桐光の里中だ!サブマリン1年生が乱調エース救った

[ 2014年7月25日 05:30 ]

<桐光学園・慶応義塾>力投する中川

神奈川大会5回戦 桐光学園2―1慶応

(7月24日 保土ヶ谷)
 桐光学園の1年生、中川颯投手が慶応戦で好救援を見せチームを8強に導いた。

 まるで漫画に出てくる一シーンのようだった。桐光学園の1年生投手の出番は、最も過酷な場面だった。初回、先発の3年生エース・山田が3連続四球を与えると、無死満塁で背番号「13」の中川がマウンドに上がった。

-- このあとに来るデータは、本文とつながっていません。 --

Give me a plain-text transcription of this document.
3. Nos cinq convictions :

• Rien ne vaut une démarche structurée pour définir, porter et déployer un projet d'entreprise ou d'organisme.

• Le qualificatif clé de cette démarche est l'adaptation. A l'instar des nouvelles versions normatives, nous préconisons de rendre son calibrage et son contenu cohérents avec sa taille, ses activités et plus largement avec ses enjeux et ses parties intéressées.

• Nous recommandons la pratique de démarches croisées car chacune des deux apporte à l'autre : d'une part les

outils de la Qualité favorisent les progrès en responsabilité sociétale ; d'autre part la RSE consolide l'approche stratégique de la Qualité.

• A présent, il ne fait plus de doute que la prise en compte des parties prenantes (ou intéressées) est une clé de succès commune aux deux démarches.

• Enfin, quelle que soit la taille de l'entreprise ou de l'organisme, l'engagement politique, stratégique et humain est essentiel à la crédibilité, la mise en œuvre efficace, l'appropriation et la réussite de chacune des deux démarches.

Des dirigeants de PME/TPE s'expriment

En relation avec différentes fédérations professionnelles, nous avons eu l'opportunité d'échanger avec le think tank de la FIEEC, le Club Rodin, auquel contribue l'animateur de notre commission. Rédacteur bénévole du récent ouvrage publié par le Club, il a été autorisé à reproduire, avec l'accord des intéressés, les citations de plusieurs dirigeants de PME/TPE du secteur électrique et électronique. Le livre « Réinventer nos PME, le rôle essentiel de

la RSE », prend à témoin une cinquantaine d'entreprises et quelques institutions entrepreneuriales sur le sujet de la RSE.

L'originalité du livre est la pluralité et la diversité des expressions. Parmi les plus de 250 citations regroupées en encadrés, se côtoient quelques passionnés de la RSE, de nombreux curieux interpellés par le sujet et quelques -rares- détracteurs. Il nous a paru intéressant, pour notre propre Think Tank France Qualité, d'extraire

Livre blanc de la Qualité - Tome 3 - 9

 「先輩が声を掛けてくれて緊張がほどけたけど、スタンドを見ると緊張するから見ないようにした」

 1年生とは思えない、強心臓ぶりを発揮した。渡辺俊介(米独立リーグ・ランカスター)に憧れて大正中1年時から練習を始めたというアンダースローで、打者を翻ろう。いきなり空振り三振を奪うと、次打者は投ゴロ。最後も空振り三振で大ピンチを脱した。「しっかり腕が振れて調子が良かった」と、大物ぶりを発揮した。

 試合後は、驚きの事実を明かした。「今まで直球とスライダーの2種類だったけど、きょうからシンカーを解禁した」。1メートル80の長身だが、68キロの細身。人気野球漫画「ドカベン」に登場する明訓(神奈川)の下手投げエース、里中智(1メートル68、65キロ)をほうふつさせるクレバーな投球術を披露した。2回以降は6度も得点圏に走者を背負いながら要所を締め、11安打を許しながらも9回を1失点。125球で「完投」してみせた。

 最後まで試合を託した野呂雅之監督は「打者との間(の取り方が)がうまい。笑顔でマウンドに立っている姿はまだ怖さを知らない、怖いもの知らず」と目を細めた。昨年は大エースの松井裕(現楽天)を擁しながら、準々決勝で敗退。まさに救世主的な活躍で8強入りに導いた中川は「神奈川を制覇して、エースをカバーしていきたい」と力強く宣言した。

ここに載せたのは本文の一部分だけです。